Virüsün Çin’de ortaya çıktığı tarihten itibaren, Şubat ayında daha ülkemizde görülmeden önce, biz zaten Bakanlık olarak tedbirlerimizi almış, gıda-arz güvenliğimizi kontrol etmiştik. 15 Mart’ta virüsün ülkemizde görülmesiyle birlikte ise öncelikle hemen Bakanlığımız bünyesinde Bilim Kurulu oluşturduk. Kurduğumuz “Ürün Masaları” ile 50’ye yakın ürünün hasat, rekolte, gümrük vergileri, ithalatı, ihracatı ve yeterliliği gibi birçok konuyu yakından takip etmeye başladık. Tarımsal üretimin içinde olan çiftçilerimizi sokağa çıkma yasağından muaf tuttuk. Tarımsal destekleme başvuru sürelerini uzattık. Süt üretiminin sürdürülebilirliği için; 2019 Aralık, 2020 Ocak, Şubat ve Mart ayı çiğ süt prim desteğini, 15 Kuruş’a kadar artırdık. Çiftçilerimizin, Mayıs ve Haziran aylarında vadesi gelecek Ziraat Bankası ve Tarım Kredi Kooperatiflerine olan Hazine destekli kredi geri ödemelerini de faizsiz olarak 6 ay erteliyoruz. Orman Genel Müdürlüğümüz tarafından verilen ORKÖY kredilerinin taksitlerini, herhangi bir başvuru şartı aranmaksızın 3 ay süre ile erteledik. Hazineye ait tarım arazileri için Nisan, Mayıs ve Haziran kiralarını 6 ay süre ile erteledik. Hayvancılık alanında önemli çalışmalar ve hedefler içerisindeyiz. Küçük aile işletimlerine destek olmak amacıyla; büyükbaş hayvan başı 65 lira ve küçükbaş hayvan başına 6,5 lira olmak üzere, toplamda 100 milyon liralık yem desteği vereceğiz.

Bitkisel üretimde sürdürülebilirliği sağlamak amacıyla yazlık ekiliş programı başlatarak tarım takviminin elverdiği alanlarda üreticilerimize %75 hibe yoluyla tohum dağıtarak özellikle stratejik öneme sahip ve arz açığı olan ürünlerin ekilişinin yapılmasını sağladık.

Kısıtlı zaman içerisinde hareket ederek 350 bin dekar alanda tohum ile toprağı buluşturduk. Üreticilerimize 6.100 ton buğday, arpa, mercimek, kuru fasulye, mısır, ayçiçeği, çeltik tohum dağıttık. Amacımız ekilmeyen, atıl durumdaki boş arazileri tarımsal üretime kazandırmak.

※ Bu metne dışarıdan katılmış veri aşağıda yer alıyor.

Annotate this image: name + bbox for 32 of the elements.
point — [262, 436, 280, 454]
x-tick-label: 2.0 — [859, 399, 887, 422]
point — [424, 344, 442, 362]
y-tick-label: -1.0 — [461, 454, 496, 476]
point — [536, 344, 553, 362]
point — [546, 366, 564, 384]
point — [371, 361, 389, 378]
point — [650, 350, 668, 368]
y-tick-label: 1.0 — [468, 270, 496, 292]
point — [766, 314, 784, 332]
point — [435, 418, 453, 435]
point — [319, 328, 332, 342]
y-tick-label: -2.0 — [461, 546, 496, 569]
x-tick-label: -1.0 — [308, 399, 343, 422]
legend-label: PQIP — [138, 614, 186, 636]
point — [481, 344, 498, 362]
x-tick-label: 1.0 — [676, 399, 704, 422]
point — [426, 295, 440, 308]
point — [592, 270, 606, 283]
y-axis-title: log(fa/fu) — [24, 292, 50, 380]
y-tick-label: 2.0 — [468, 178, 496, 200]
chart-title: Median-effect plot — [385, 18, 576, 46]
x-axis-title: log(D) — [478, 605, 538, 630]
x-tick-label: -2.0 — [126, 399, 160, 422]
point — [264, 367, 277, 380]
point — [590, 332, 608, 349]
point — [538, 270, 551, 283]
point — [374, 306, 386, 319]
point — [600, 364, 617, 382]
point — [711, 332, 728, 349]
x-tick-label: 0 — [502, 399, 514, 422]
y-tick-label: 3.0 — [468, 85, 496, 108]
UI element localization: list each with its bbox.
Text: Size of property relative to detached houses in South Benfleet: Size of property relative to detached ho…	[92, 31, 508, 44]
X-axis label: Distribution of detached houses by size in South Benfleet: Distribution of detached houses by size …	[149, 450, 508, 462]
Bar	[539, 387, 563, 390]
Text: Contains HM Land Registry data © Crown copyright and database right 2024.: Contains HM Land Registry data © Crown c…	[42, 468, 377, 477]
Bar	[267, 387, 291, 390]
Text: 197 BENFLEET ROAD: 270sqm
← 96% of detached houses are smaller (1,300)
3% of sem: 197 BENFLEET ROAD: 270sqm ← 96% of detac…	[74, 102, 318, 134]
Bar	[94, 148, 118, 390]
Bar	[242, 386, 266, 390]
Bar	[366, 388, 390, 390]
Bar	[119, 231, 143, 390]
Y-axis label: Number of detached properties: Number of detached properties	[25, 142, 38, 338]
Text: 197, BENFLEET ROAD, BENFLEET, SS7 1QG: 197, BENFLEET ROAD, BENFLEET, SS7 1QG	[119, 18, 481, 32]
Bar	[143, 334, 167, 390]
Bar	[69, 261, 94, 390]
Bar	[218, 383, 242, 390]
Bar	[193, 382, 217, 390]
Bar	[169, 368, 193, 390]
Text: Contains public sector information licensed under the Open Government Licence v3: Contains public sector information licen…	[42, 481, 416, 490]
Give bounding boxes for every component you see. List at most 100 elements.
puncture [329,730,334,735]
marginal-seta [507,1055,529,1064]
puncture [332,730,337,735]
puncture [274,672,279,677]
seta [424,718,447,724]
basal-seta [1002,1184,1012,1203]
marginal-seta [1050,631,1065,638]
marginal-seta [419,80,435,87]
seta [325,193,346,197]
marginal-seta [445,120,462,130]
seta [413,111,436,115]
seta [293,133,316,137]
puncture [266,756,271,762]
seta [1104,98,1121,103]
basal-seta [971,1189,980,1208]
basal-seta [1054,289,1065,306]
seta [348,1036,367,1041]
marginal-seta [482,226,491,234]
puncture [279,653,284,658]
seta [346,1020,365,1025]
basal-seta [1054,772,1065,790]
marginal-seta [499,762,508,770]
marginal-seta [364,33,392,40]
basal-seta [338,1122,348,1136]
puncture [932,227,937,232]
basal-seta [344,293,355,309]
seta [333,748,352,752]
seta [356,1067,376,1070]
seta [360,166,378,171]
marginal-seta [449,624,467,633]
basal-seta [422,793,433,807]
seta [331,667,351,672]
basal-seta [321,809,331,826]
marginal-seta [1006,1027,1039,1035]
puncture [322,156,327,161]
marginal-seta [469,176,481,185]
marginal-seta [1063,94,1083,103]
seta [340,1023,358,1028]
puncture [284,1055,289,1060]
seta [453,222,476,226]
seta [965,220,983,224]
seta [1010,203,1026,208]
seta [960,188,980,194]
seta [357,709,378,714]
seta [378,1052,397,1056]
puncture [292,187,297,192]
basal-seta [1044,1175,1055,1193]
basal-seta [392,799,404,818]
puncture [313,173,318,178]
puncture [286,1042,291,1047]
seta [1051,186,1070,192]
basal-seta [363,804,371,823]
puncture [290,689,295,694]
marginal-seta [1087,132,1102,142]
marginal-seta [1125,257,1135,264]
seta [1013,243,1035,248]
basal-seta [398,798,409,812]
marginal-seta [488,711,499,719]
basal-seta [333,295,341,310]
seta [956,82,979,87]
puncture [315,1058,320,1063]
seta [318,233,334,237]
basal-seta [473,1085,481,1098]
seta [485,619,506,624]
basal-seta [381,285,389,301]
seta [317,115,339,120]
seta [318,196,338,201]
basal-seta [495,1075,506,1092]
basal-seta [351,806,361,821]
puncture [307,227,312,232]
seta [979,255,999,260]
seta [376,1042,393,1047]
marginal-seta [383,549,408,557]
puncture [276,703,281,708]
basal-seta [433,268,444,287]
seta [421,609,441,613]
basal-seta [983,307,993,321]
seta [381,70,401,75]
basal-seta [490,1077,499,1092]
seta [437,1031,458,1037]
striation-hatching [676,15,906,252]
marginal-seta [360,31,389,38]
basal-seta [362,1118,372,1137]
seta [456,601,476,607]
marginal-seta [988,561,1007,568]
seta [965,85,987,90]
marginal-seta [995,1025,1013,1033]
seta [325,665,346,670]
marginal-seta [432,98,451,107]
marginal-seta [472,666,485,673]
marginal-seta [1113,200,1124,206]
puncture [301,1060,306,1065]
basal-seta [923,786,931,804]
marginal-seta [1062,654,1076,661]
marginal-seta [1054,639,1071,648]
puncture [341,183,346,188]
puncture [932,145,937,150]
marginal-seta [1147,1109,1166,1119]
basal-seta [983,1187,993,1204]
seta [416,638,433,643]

Önümüzdeki dönemde, üreticimizle birlikte ekilebilir arazileri tarım kazandıracağız, boş alan bırakmaksızın üretimimizi artırmak için yeni projeler hayata geçirerek hem ülkemizin ihtiyacını karşılayacak hem de ürettiğimiz ürünlerle dünyaya ürün tedarik eden ülke konumuna geleceğiz.

Başta buğday olmak üzere hububat üretiminde geçen yıla göre %5-8 artış bekliyoruz.

Çevre ve Şehircilik Bakanlığı ile koordineli çalışılarak atıl durumdaki hazine arazilerinin tarımsal üretime kazandırılması amacıyla tarım takviminin elverdiği, öncelikle “Bingöl, Erzurum, Erzincan, Kars, Kayseri, Muş ve Sivas” illerimizde, hazine arazilerinin İl Müdürlüklerine tahsisini sağladık. Tahsis edilen alanların tarıma elverişli olanlarının tespitinin ardından, üreticilerimize örnek ekilişler yapılması amacıyla tahsis çalışmalarımız devam ediyor.

İyi tarım uygulamaları faaliyetleri kapsamında ülkemizde üretimi yapılan 135 çeşit ürün bulunmakta olup, başlıca ürünler antepfıstığı, zeytin, kayısı, üzüm, çeltik, kimyon, fındık, mandalina, elma, patates, limon, mısır, portakal, çeşitli tarla bitkileri ile sebze ve meyvelerdir. Ayrıca hayvansal üretim de gelişmekte olup, et, süt, tavuk, hindi, yumurta, alabalık, levrek ve çipura ürün olarak piyasalarda yerini almaya başladı.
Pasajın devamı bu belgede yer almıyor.